Two-dimensional materials such as graphene have shown great promise as biosensors, but suffer from large device-to-device variation due to non-uniform material synthesis and device fabrication technologies. Here, we develop a robust bioelectronic sensing platform composed of more than 200 integrated sensing units, custom-built high-speed readout electronics, and machine learning inference that overcomes these challenges to achieve rapid, portable, and reliable measurements. The platform demonstrates reconfigurable multi-ion electrolyte sensing capability and provides highly sensitive, reversible, and real-time response for potassium, sodium, and calcium ions in complex solutions despite variations in device performance. A calibration method leveraging the sensor redundancy and device-to-device variation is also proposed, while a machine learning model trained with multi-dimensional information collected through the multiplexed sensor array is used to enhance the sensing system's functionality and accuracy in ion classification. The potential of 2D materials for biosensing applications is often limited by large device-to-device variation.

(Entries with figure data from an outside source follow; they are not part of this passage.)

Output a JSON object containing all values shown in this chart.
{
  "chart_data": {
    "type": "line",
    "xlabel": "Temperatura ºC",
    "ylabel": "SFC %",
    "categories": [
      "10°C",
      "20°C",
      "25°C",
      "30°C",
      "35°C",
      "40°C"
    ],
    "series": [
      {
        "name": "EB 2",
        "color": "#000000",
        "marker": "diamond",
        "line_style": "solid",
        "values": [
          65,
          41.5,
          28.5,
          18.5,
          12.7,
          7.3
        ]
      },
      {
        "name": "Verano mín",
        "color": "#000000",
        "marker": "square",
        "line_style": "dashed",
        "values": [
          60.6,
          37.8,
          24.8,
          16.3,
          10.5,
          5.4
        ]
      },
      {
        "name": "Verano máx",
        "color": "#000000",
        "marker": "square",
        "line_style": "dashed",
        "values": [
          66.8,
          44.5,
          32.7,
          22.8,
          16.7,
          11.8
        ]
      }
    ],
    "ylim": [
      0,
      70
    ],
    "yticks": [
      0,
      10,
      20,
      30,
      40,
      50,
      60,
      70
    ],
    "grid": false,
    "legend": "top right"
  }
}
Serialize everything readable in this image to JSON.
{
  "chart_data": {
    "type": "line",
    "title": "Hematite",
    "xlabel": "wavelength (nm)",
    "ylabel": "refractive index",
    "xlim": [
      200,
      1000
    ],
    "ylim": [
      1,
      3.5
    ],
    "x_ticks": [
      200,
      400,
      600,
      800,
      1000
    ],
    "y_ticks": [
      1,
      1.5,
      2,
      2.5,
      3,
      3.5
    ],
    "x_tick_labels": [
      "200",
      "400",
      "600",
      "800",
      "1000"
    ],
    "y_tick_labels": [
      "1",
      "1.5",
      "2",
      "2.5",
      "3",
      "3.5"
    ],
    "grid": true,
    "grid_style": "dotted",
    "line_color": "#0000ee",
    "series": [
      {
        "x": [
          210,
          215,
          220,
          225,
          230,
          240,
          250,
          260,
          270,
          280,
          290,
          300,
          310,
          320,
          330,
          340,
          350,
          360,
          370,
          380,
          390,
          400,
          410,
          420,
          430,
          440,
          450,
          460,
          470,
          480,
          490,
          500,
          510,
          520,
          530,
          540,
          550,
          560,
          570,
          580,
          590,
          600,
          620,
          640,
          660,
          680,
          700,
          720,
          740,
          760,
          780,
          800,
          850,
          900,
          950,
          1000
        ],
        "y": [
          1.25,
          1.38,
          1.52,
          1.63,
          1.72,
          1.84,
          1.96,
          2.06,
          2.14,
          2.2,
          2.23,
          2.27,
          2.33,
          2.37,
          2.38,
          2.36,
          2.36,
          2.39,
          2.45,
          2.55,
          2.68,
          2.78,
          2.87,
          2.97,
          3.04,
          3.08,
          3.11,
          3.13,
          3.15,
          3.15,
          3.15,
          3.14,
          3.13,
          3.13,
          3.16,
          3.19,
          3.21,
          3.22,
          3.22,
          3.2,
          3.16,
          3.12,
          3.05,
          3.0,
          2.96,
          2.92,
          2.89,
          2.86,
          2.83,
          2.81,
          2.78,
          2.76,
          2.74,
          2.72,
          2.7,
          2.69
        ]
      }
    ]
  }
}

Here, the authors report a calibration method and a machine learning approach leveraging the redundancy of a sensing platform based on 256 integrated graphene transistors to enhance the system accuracy in real-time ion classification.

Automated summary

Two-dimensional materials such as graphene have great potential as biosensors, but are limited by device-to-device variation. In this study, a robust bioelectronic sensing platform is developed to overcome these challenges, achieving rapid, portable, and reliable measurements. The platform exhibits reconfigurable multi-ion electrolyte sensing capability and provides highly sensitive, reversible, and real-time response for various ions in complex solutions.